The group organized what they call the Re-Imagine America Tour to discuss the social and economic issues plaguing communities and to brainstorm solutions.

The roundtables featured former delegate and gubernatorial candidate Jennifer Carrol Foy; The Reverend William Barber of the Poor Campaign and former St. Petersburg Police Chief Kenny Miller, among others.

NSU is the first stop on the planned tour of historically black colleges and universities, according to Lynch.

“We’re on the action. So we’ve laid the groundwork, so now it’s time for us to get out there and get the job done,” he said.

“What we have been doing for the past 35 years has culminated in this moment,” he said, referring to his decades-long known work in the community. “It was speeded up because of my son’s death.”

The foundation will provide scholarships and support to students and citizens with ideas to improve their communities. Lynch said he discussed the idea with his son.

Among the main topics of discussion was the push for mandatory civilian review boards in all communities. Wayne Lynch said he has made it his goal to champion the cause since his son’s death.

“We want it to be mandatory and for every jurisdiction to have a civilian review board,” Carroll Foy said.

The Lynch family and their lawyers have questioned the investigation into his death, and lawyer Jeff Reichert hinted that legal action was pending on Thursday.

Lynch’s family claim he was an innocent bystander.

Virginia Beach Police said Lynch brandished a gun that night, although the family disputes that claim and requested a retraction.
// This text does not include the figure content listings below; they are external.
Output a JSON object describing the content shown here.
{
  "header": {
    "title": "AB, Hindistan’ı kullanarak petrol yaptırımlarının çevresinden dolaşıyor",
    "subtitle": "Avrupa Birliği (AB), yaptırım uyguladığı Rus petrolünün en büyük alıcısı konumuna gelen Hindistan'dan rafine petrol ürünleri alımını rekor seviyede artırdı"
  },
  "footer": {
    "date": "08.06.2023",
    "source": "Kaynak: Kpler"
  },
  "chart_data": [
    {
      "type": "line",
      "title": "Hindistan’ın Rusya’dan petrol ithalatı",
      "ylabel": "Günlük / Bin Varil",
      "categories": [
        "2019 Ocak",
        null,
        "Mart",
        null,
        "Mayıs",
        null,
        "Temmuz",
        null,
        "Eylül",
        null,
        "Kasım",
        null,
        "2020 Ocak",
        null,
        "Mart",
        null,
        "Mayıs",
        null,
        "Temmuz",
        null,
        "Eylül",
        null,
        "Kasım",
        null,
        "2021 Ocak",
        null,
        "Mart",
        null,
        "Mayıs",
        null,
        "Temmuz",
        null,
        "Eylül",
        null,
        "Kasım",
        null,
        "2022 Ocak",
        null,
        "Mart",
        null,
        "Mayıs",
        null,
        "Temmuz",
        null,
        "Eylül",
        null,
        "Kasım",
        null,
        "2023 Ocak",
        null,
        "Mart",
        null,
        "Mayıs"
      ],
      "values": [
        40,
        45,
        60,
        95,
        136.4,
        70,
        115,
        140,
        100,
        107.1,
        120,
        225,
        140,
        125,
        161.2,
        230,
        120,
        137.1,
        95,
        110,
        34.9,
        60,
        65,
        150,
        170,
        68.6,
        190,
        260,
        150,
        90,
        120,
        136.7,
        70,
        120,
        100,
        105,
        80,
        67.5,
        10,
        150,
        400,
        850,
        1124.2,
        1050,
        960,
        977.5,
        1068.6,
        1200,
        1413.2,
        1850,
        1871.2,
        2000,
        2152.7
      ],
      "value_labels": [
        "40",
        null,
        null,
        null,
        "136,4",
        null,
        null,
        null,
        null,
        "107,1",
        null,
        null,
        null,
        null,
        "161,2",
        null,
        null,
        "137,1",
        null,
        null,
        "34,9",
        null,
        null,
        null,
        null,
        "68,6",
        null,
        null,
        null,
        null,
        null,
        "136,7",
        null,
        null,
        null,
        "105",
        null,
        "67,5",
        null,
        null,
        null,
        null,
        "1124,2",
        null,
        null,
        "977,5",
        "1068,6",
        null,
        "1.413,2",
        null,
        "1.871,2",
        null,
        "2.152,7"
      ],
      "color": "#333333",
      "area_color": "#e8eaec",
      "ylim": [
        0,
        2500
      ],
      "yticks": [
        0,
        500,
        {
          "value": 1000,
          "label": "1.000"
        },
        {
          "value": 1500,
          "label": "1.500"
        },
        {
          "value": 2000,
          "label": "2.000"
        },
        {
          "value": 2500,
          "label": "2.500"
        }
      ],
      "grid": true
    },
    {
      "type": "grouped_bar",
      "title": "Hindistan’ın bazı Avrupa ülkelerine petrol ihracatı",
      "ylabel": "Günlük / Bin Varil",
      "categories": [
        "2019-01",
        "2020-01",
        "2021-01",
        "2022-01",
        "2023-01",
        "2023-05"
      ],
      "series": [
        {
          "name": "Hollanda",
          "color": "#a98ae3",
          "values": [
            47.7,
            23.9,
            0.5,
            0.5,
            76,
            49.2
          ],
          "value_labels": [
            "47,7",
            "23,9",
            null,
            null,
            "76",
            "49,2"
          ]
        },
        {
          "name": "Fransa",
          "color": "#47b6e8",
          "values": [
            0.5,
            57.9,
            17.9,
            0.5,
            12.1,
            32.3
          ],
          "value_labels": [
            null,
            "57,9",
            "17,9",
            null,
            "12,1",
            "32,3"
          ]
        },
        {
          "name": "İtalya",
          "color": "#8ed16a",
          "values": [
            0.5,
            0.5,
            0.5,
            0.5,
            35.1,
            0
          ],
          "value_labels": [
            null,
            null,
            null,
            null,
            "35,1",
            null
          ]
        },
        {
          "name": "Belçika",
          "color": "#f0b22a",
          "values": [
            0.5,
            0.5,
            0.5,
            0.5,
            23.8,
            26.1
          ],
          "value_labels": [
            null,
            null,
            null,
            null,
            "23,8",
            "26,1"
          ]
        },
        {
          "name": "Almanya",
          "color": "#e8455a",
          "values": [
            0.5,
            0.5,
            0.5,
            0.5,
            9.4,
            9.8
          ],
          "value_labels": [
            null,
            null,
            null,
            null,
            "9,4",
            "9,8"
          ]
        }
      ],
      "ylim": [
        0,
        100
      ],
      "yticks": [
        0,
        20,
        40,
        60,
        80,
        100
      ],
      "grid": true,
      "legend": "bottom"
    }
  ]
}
13NewsNow previously reported that the Lynch family were planning to file a wrongful death lawsuit against the city of Virginia Beach, according to another attorney involved in the case.

Wayne Lynch was waiting to legally become the representative of his son’s estate, said lawyer Stephen Lentz, who has been retained by the Lynch family.

Under Virginia law, only the personal representative of an estate can file an application for wrongful death on behalf of the deceased.

On Thursday, Lynch confirmed the process was complete.